My fellow travellers and I hit the sand dunes of Wadi Rum the next day to soak in the sunset on the great Jordanian valley. Cut into the sandstone and granite rocks in south Jordan, 60 kilometres to the east of Aqaba, there is a large desert that has been made famous through a number of movies like ‘Lawrence of Arabia’, ‘Red Planet’ and more recently ‘Transformers: Revenge of the Fallen”. The place is known to be the haven of the ‘Bedouin’ tribe who inhabit the area with their goat-hair tents and sports utility vehicles. The view from the top of Jebel um Adaami, the highest peak in Jordan, is a must-experience as well.

A feast at Captain Cook’s desert camp feels like a heavenly treat after a hectic day and night of sightseeing. Over the following hours, I settle down at the Movenpik, Tala Bay, overlooking the Red Sea and the distant mountains of Israel on one side and Egypt on another.

I reserve my final day in Jordan for the Red Sea and its maritime wonders.
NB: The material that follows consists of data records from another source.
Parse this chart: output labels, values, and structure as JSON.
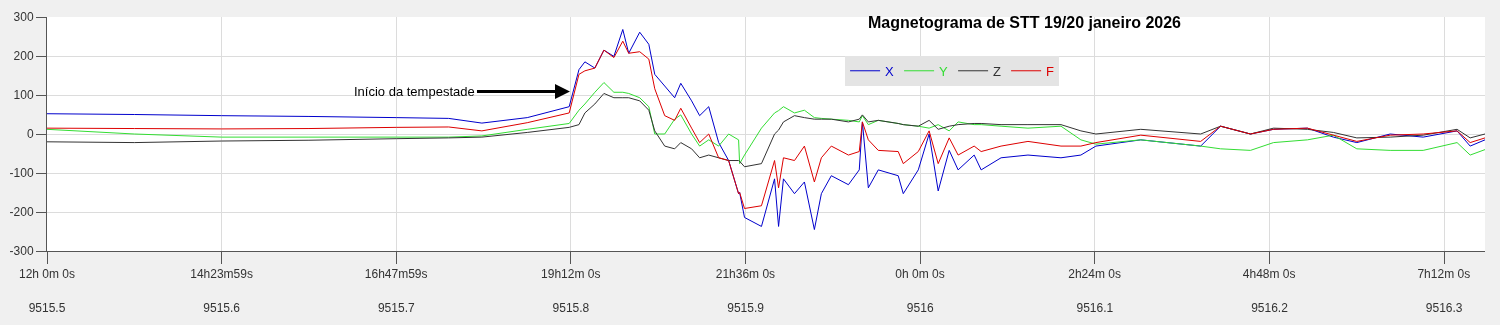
{
  "chart_data": {
    "type": "line",
    "title": "Magnetograma de STT 19/20 janeiro 2026",
    "x": [
      9515.5,
      9515.55,
      9515.6,
      9515.65,
      9515.7,
      9515.73,
      9515.749,
      9515.775,
      9515.799,
      9515.8046,
      9515.808,
      9515.8137,
      9515.8189,
      9515.8246,
      9515.8297,
      9515.8331,
      9515.8394,
      9515.8446,
      9515.848,
      9515.8537,
      9515.8594,
      9515.8629,
      9515.8691,
      9515.8737,
      9515.8789,
      9515.8846,
      9515.8903,
      9515.896,
      9515.8966,
      9515.8994,
      9515.9091,
      9515.9166,
      9515.9189,
      9515.9217,
      9515.928,
      9515.9337,
      9515.9394,
      9515.9434,
      9515.9491,
      9515.9589,
      9515.9651,
      9515.9669,
      9515.9703,
      9515.976,
      9515.9874,
      9515.9903,
      9515.9989,
      9516.0051,
      9516.0103,
      9516.0166,
      9516.0217,
      9516.0309,
      9516.0349,
      9516.0463,
      9516.0617,
      9516.0806,
      9516.092,
      9516.1006,
      9516.1263,
      9516.1606,
      9516.172,
      9516.1891,
      9516.2023,
      9516.2217,
      9516.2366,
      9516.25,
      9516.2691,
      9516.288,
      9516.3074,
      9516.3149,
      9516.3234
    ],
    "series": [
      {
        "name": "X",
        "color": "#0000cc",
        "values": [
          52,
          50,
          47,
          45,
          42,
          40,
          28,
          42,
          70,
          165,
          185,
          169,
          215,
          199,
          268,
          207,
          261,
          230,
          153,
          123,
          93,
          130,
          85,
          47,
          70,
          -22,
          -68,
          -153,
          -150,
          -214,
          -237,
          -115,
          -237,
          -115,
          -153,
          -123,
          -245,
          -153,
          -107,
          -130,
          -92,
          31,
          -138,
          -92,
          -107,
          -153,
          -92,
          0,
          -146,
          -42,
          -92,
          -54,
          -92,
          -61,
          -54,
          -61,
          -54,
          -31,
          -15,
          -31,
          20,
          0,
          12,
          15,
          -8,
          -22,
          0,
          -8,
          8,
          -31,
          -15
        ]
      },
      {
        "name": "Y",
        "color": "#33dd33",
        "values": [
          12,
          0,
          -8,
          -8,
          -8,
          -8,
          -5,
          12,
          27,
          61,
          77,
          107,
          132,
          107,
          107,
          104,
          93,
          70,
          0,
          0,
          38,
          49,
          0,
          -31,
          -15,
          -31,
          0,
          -15,
          -76,
          -54,
          15,
          54,
          60,
          70,
          54,
          61,
          42,
          40,
          38,
          35,
          31,
          47,
          24,
          35,
          27,
          24,
          20,
          15,
          24,
          8,
          31,
          24,
          24,
          20,
          15,
          20,
          -15,
          -26,
          -15,
          -31,
          -38,
          -42,
          -22,
          -15,
          -3,
          -38,
          -42,
          -42,
          -22,
          -54,
          -40
        ]
      },
      {
        "name": "Z",
        "color": "#333333",
        "values": [
          -20,
          -22,
          -18,
          -16,
          -12,
          -10,
          -8,
          4,
          17,
          24,
          54,
          77,
          104,
          93,
          93,
          93,
          85,
          61,
          8,
          -31,
          -38,
          -22,
          -38,
          -61,
          -54,
          -61,
          -68,
          -68,
          -70,
          -84,
          -76,
          0,
          10,
          31,
          47,
          42,
          38,
          38,
          38,
          31,
          38,
          49,
          31,
          35,
          27,
          24,
          20,
          35,
          12,
          20,
          24,
          27,
          27,
          24,
          24,
          24,
          8,
          0,
          12,
          0,
          20,
          0,
          15,
          12,
          4,
          -10,
          -8,
          -3,
          12,
          -10,
          0
        ]
      },
      {
        "name": "F",
        "color": "#dd0000",
        "values": [
          15,
          14,
          13,
          14,
          17,
          18,
          8,
          29,
          54,
          153,
          162,
          169,
          215,
          196,
          238,
          207,
          211,
          192,
          116,
          47,
          35,
          66,
          15,
          -22,
          0,
          -61,
          -68,
          -153,
          -150,
          -191,
          -184,
          -68,
          -138,
          -61,
          -68,
          -31,
          -123,
          -61,
          -31,
          -54,
          -45,
          31,
          -15,
          -42,
          -45,
          -76,
          -45,
          8,
          -76,
          -10,
          -54,
          -31,
          -45,
          -31,
          -19,
          -31,
          -31,
          -22,
          -3,
          -19,
          20,
          0,
          12,
          15,
          -3,
          -19,
          -3,
          0,
          8,
          -22,
          -10
        ]
      }
    ],
    "xlim": [
      9515.5,
      9516.3234
    ],
    "xticks": [
      9515.5,
      9515.6,
      9515.7,
      9515.8,
      9515.9,
      9516,
      9516.1,
      9516.2,
      9516.3
    ],
    "x2lim": [
      "2026-01-19T12:00",
      "2026-01-20T07:46"
    ],
    "x2ticks": [
      {
        "value": "2026-01-19T12:00",
        "label": "12h 0m 0s"
      },
      {
        "value": "2026-01-19T14:24",
        "label": "14h23m59s"
      },
      {
        "value": "2026-01-19T16:48",
        "label": "16h47m59s"
      },
      {
        "value": "2026-01-19T19:12",
        "label": "19h12m 0s"
      },
      {
        "value": "2026-01-19T21:36",
        "label": "21h36m 0s"
      },
      {
        "value": "2026-01-20T00:00",
        "label": "0h 0m 0s"
      },
      {
        "value": "2026-01-20T02:24",
        "label": "2h24m 0s"
      },
      {
        "value": "2026-01-20T04:48",
        "label": "4h48m 0s"
      },
      {
        "value": "2026-01-20T07:12",
        "label": "7h12m 0s"
      }
    ],
    "ylim": [
      -300,
      300
    ],
    "yticks": [
      -300,
      -200,
      -100,
      0,
      100,
      200,
      300
    ],
    "annotations": [
      {
        "text": "Início da tempestade",
        "x": 9515.8006,
        "y": 109
      }
    ],
    "grid": true,
    "legend": "top",
    "marker": "none",
    "line_style": "solid"
  }
}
After a quick and fulfilling breakfast served by a Egyptian maître d’hôtel at Movenpik, we head to the Aqaba diving centre, home to exquisite corals and sea reefs and regarded as one of the top diving destinations in the world. Three hours later, which includes a dive into the Red Sea, I come out a different person.

As I bid adieu to my friendly tour guide, he says, “you haven’t seen even 30 percent of the country”. And I agree. The Hashemite Kingdom of Jordan is a jewel waiting to be explored.


The Madaba Map carved in mosaic dates back to 6th century AD and is the oldest surviving original cartographic depiction of the Holy Land, especially Jerusalem.